On the music side, the court stated that it had listened to records of both works, “and, in my opinion as an average observer,…there is no discernible similarity between the music of both songs.” You can be the judge, by giving the song a listen. I am in total agreement with the judge on this finding.
As to the title, Young testified that he had coined what the court referred to in shorthand as “the word” in Lawrence, Massachusetts as a child in 1921, but that it was “not known to the public until the publication of plaintiff’s song.” However, the Shermans submitted their own affidavits, as well as those of many others, claiming that various versions of the word had been known to them considerably before 1949. Emphasizing that infringement requires both a showing of similarities and of copying, the court found that public knowledge of the word defeated an inference that the Shermans’ use of the word had resulted from copying the plaintiffs’ song. The court didn’t go so far as to find that Young hadn’t created the word – just that letting it become public knowledge killed his chances of proving that the Shermans took it from his song.

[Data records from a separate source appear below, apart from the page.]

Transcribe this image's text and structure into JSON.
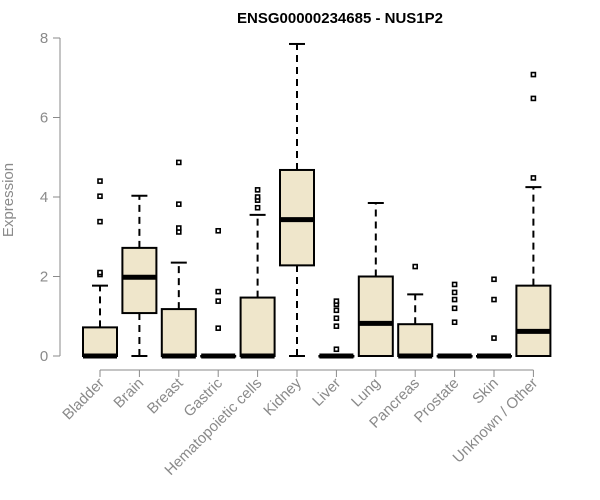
{
  "chart_data": {
    "type": "boxplot",
    "title": "ENSG00000234685 - NUS1P2",
    "xlabel": "",
    "ylabel": "Expression",
    "ylim": [
      0,
      8
    ],
    "yticks": [
      0,
      2,
      4,
      6,
      8
    ],
    "grid": false,
    "colors": {
      "box_fill": "#efe6cb",
      "box_stroke": "#000000",
      "axis": "#8a8a8a"
    },
    "categories": [
      "Bladder",
      "Brain",
      "Breast",
      "Gastric",
      "Hematopoietic cells",
      "Kidney",
      "Liver",
      "Lung",
      "Pancreas",
      "Prostate",
      "Skin",
      "Unknown / Other"
    ],
    "boxes": [
      {
        "category": "Bladder",
        "low": 0,
        "q1": 0,
        "median": 0,
        "q3": 0.72,
        "high": 1.77,
        "outliers": [
          2.05,
          2.1,
          3.38,
          4.02,
          4.4
        ]
      },
      {
        "category": "Brain",
        "low": 0,
        "q1": 1.08,
        "median": 1.98,
        "q3": 2.72,
        "high": 4.03,
        "outliers": []
      },
      {
        "category": "Breast",
        "low": 0,
        "q1": 0,
        "median": 0,
        "q3": 1.18,
        "high": 2.35,
        "outliers": [
          3.12,
          3.22,
          3.82,
          4.87
        ]
      },
      {
        "category": "Gastric",
        "low": 0,
        "q1": 0,
        "median": 0,
        "q3": 0,
        "high": 0,
        "outliers": [
          0.7,
          1.38,
          1.62,
          3.15
        ]
      },
      {
        "category": "Hematopoietic cells",
        "low": 0,
        "q1": 0,
        "median": 0,
        "q3": 1.47,
        "high": 3.55,
        "outliers": [
          3.73,
          3.92,
          4.0,
          4.18
        ]
      },
      {
        "category": "Kidney",
        "low": 0,
        "q1": 2.28,
        "median": 3.43,
        "q3": 4.68,
        "high": 7.85,
        "outliers": []
      },
      {
        "category": "Liver",
        "low": 0,
        "q1": 0,
        "median": 0,
        "q3": 0,
        "high": 0,
        "outliers": [
          0.17,
          0.75,
          0.95,
          1.15,
          1.3,
          1.38
        ]
      },
      {
        "category": "Lung",
        "low": 0,
        "q1": 0,
        "median": 0.82,
        "q3": 2.0,
        "high": 3.85,
        "outliers": []
      },
      {
        "category": "Pancreas",
        "low": 0,
        "q1": 0,
        "median": 0,
        "q3": 0.8,
        "high": 1.55,
        "outliers": [
          2.25
        ]
      },
      {
        "category": "Prostate",
        "low": 0,
        "q1": 0,
        "median": 0,
        "q3": 0,
        "high": 0,
        "outliers": [
          0.85,
          1.2,
          1.42,
          1.6,
          1.8
        ]
      },
      {
        "category": "Skin",
        "low": 0,
        "q1": 0,
        "median": 0,
        "q3": 0,
        "high": 0,
        "outliers": [
          0.45,
          1.42,
          1.93
        ]
      },
      {
        "category": "Unknown / Other",
        "low": 0,
        "q1": 0,
        "median": 0.62,
        "q3": 1.77,
        "high": 4.25,
        "outliers": [
          4.48,
          6.48,
          7.08
        ]
      }
    ]
  }
}
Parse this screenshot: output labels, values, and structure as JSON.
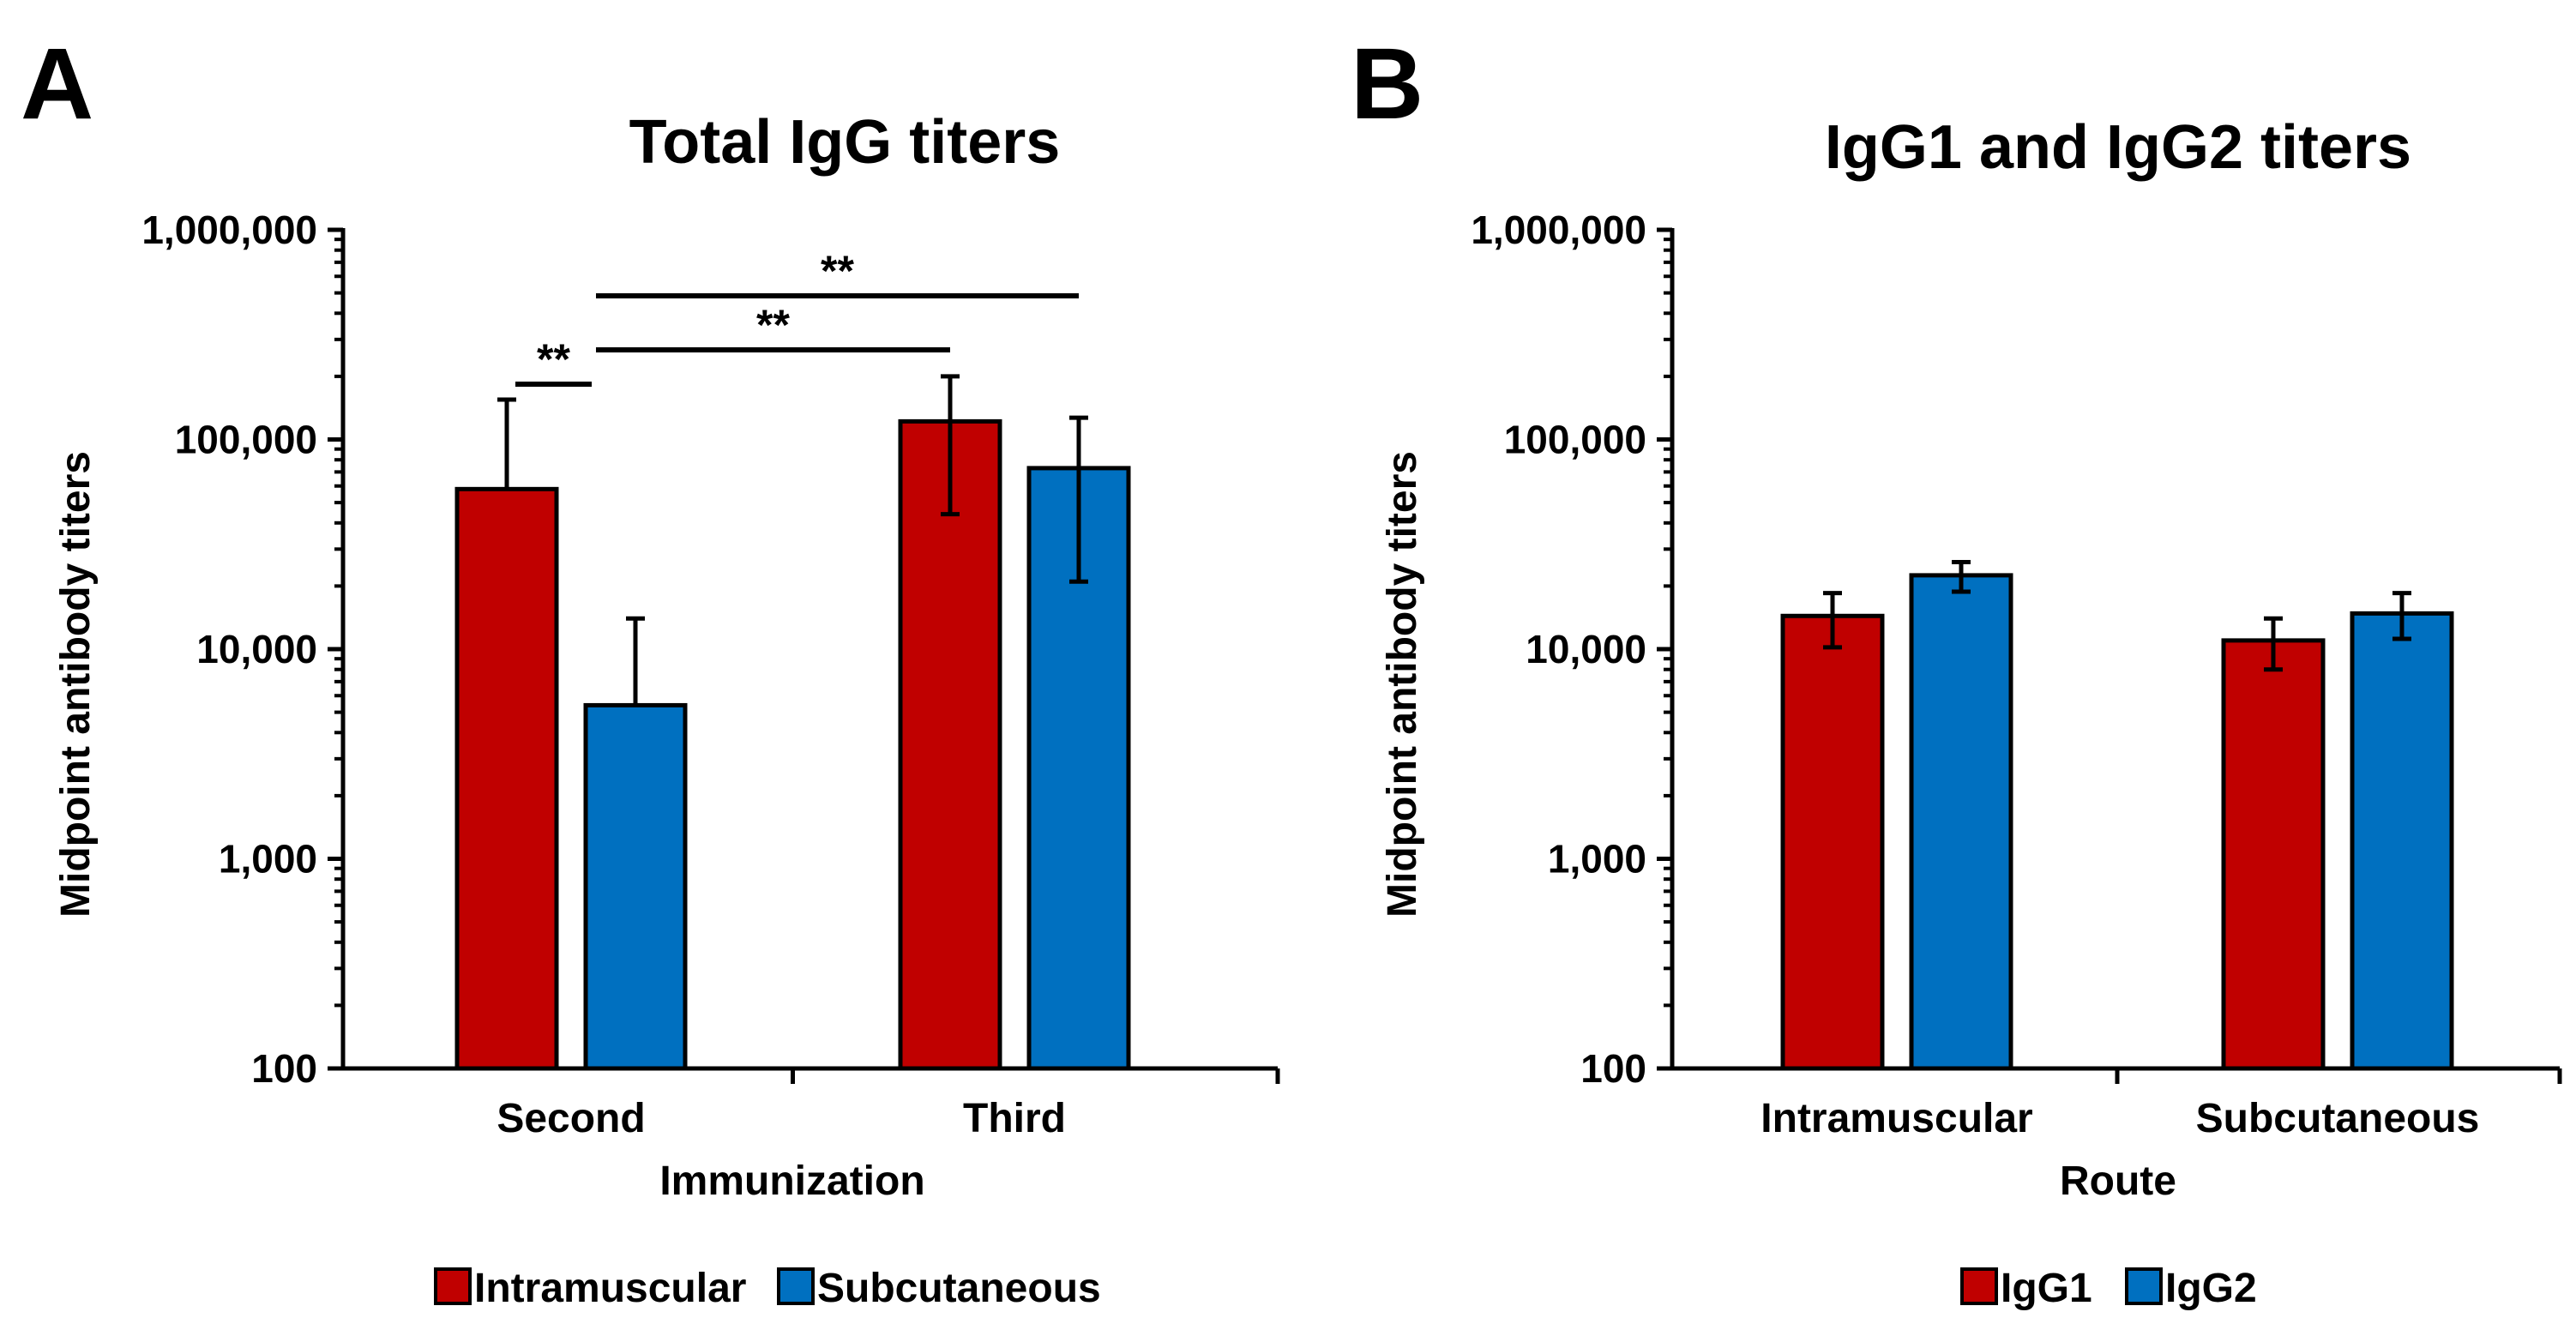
{
  "figure": {
    "panels": [
      "A",
      "B"
    ]
  },
  "chart_data": [
    {
      "panel": "A",
      "type": "bar",
      "title": "Total IgG titers",
      "xlabel": "Immunization",
      "ylabel": "Midpoint antibody titers",
      "yscale": "log",
      "ylim": [
        100,
        1000000
      ],
      "yticks": [
        100,
        1000,
        10000,
        100000,
        1000000
      ],
      "ytick_labels": [
        "100",
        "1,000",
        "10,000",
        "100,000",
        "1,000,000"
      ],
      "categories": [
        "Second",
        "Third"
      ],
      "series": [
        {
          "name": "Intramuscular",
          "color": "#C00000",
          "values": [
            58000,
            122000
          ],
          "err_high": [
            155000,
            200000
          ],
          "err_low": [
            null,
            44000
          ]
        },
        {
          "name": "Subcutaneous",
          "color": "#0070C0",
          "values": [
            5400,
            73000
          ],
          "err_high": [
            14000,
            127000
          ],
          "err_low": [
            null,
            21000
          ]
        }
      ],
      "significance": [
        {
          "label": "**",
          "from": {
            "category": 0,
            "series": 0
          },
          "to": {
            "category": 0,
            "series": 1
          }
        },
        {
          "label": "**",
          "from": {
            "category": 0,
            "series": 1
          },
          "to": {
            "category": 1,
            "series": 0
          }
        },
        {
          "label": "**",
          "from": {
            "category": 0,
            "series": 1
          },
          "to": {
            "category": 1,
            "series": 1
          }
        }
      ],
      "legend": [
        "Intramuscular",
        "Subcutaneous"
      ],
      "legend_position": "bottom"
    },
    {
      "panel": "B",
      "type": "bar",
      "title": "IgG1 and IgG2 titers",
      "xlabel": "Route",
      "ylabel": "Midpoint antibody titers",
      "yscale": "log",
      "ylim": [
        100,
        1000000
      ],
      "yticks": [
        100,
        1000,
        10000,
        100000,
        1000000
      ],
      "ytick_labels": [
        "100",
        "1,000",
        "10,000",
        "100,000",
        "1,000,000"
      ],
      "categories": [
        "Intramuscular",
        "Subcutaneous"
      ],
      "series": [
        {
          "name": "IgG1",
          "color": "#C00000",
          "values": [
            14400,
            11000
          ],
          "err_high": [
            18500,
            14000
          ],
          "err_low": [
            10200,
            8000
          ]
        },
        {
          "name": "IgG2",
          "color": "#0070C0",
          "values": [
            22500,
            14800
          ],
          "err_high": [
            26000,
            18500
          ],
          "err_low": [
            18800,
            11200
          ]
        }
      ],
      "significance": [],
      "legend": [
        "IgG1",
        "IgG2"
      ],
      "legend_position": "bottom"
    }
  ]
}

The court denied the injunction on a further interesting ground. Emphasizing the harshness of an injunction as a remedy, the court pointed out that granting of such relief usually involves protecting of a work that is in direct competition with the infringing composition. However, the court found there was no direct competition nor likelihood of irreparable injury to the plaintiffs, as they had not collected a dime of royalties on their song in years! Even their publishing house had “for all practical purposes…gone out of business.” Parker and Young weren’t just down on their luck, but out of same altogether, as far as the court was concerned.
The story doesn’t end there. Having been beaten resoundingly in one court, and also failing to “perfect” a right to appeal the decision, Parker and Young turned to the desperation move of filing new lawsuits essentially duplicating the same charges they had already raised against the Shermans et al. in the first case. The Defendants returned to the United States District Court on October 24, 1967, obtaining an additional order enjoining the Plaintiffs from filing new duplicate lawsuits, and staying the ones they had already filed! Plaintiffs, the would-be enjoiners, now received a dose of their own medicine, and an award of costs and fees in favor of defendants to boot!
Such is the fate of those that aspire to the fame (or royalty checks) that come with Oscar. And, to this day, when you hear a song over the credits-crawl of an animated feature, you can bet that everybody is hoping for that little gold statuette.